Clearly, $\emptyset \in \Omega$ will be defined to map to zero: $f(\emptyset) := 0$. Next one would probably make a distinction between limit ordinals and successor ordinals.
For successor ordinals $\beta$ one would probably assume that if $f(\alpha)$ is defined for all $\alpha < \beta$ and if $\beta = \alpha + 1$ then one can define $f(\beta) := f(\alpha) + 1$.
I'm not sure this is right but I'm even less sure about the case for limit ordinals. Now let $\beta$ be a limit ordinal and assume $f(\alpha)$ is defined for all $\alpha < \beta$. We have $\beta = \sup \{ \alpha \mid \alpha < \beta \}$ by the definition of limit ordinal and because $\beta$ is countable we can write this as $\beta = \sup \{ \alpha_i \mid \alpha_i < \beta , i \in \mathbb{N} \}$. Now I was thinking that maybe $f$ could be defined as
$ f(\beta) := \sum_{i=0}^\infty 10^{-i} f(\alpha_i)$.
To show that this is injective it's probably enough to show that different limit ordinals map to different reals.
What do you think of this? Am I on the right track? Thanks for your help.
Best Answer
[Edit: I misunderstood your definition, and read as describing an injective function. The "solution" below explains why this cannot work.]
What you are suggesting is interesting. The question is whether we can assign to each limit ordinal a cofinal sequence in such a way that the $f$ you describe ends up being injective. I do not know off hand whether this is possible, but it is a nice problem (it is not clear yet whether $f$ is well-defined, i.e., whether one can arrange so that all the relevant series actually converge). Sorry for the original confusion.
The argument you are giving cannot work. This is because in your construction you are not only trying to define an injection, but in fact a strictly increasing function.
But if $f:\Omega\to{\mathbb R}$ is increasing, then for each $\alpha$ there will be rational in the interval between $f(\alpha)$ and $f(\alpha+1)$, and different values of $\alpha$ will correspond to different rationals. Of course, this is impossible as $\Omega$ is uncountable but ${\mathbb Q}$ is countable.
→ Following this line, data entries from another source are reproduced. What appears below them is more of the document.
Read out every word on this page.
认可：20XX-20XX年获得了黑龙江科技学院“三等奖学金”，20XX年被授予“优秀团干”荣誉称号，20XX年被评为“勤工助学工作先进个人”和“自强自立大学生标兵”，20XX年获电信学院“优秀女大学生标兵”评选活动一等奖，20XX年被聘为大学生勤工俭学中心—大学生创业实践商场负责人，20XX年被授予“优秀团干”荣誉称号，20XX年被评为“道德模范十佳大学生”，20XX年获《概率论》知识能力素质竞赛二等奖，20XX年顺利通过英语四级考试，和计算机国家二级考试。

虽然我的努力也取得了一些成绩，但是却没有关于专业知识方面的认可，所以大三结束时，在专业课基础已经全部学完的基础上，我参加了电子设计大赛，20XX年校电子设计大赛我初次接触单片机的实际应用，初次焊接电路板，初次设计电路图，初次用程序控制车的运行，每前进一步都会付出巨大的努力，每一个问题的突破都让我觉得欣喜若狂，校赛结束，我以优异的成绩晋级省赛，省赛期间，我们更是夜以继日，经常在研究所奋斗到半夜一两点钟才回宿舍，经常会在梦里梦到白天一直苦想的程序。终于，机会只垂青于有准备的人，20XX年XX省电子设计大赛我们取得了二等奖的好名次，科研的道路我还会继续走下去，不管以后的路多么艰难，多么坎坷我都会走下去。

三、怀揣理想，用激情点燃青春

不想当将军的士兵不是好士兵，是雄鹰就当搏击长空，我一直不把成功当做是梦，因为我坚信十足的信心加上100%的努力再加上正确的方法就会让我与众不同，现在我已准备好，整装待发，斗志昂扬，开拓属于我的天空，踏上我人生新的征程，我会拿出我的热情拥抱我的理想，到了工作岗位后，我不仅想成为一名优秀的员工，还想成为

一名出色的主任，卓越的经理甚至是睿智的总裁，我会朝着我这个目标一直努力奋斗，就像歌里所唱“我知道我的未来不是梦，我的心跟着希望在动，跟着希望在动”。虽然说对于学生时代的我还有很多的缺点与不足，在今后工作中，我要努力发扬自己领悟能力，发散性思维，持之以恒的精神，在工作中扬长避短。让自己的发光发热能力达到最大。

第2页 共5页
In fact, you will not be able to define an injection $f$ by any explicit procedure. This is because it is consistent with the axioms of set theory without choice that no such injections exist, and it is consistent with set theory plus choice that no such injection is definable.
One way to show that there are such injections is to use Zorn's lemma on the collection of injections $f$ whose domain is an ordinal. This is a partial order: $f\le g$ if $g$ extends $f$ as a function, i.e., iff $g$ has a larger domain than $f$, and the restriction of $g$ to the domain of $f$ is just $f$. Clearly a maximal element in this poset must have uncountable domain, since the reals are uncountable.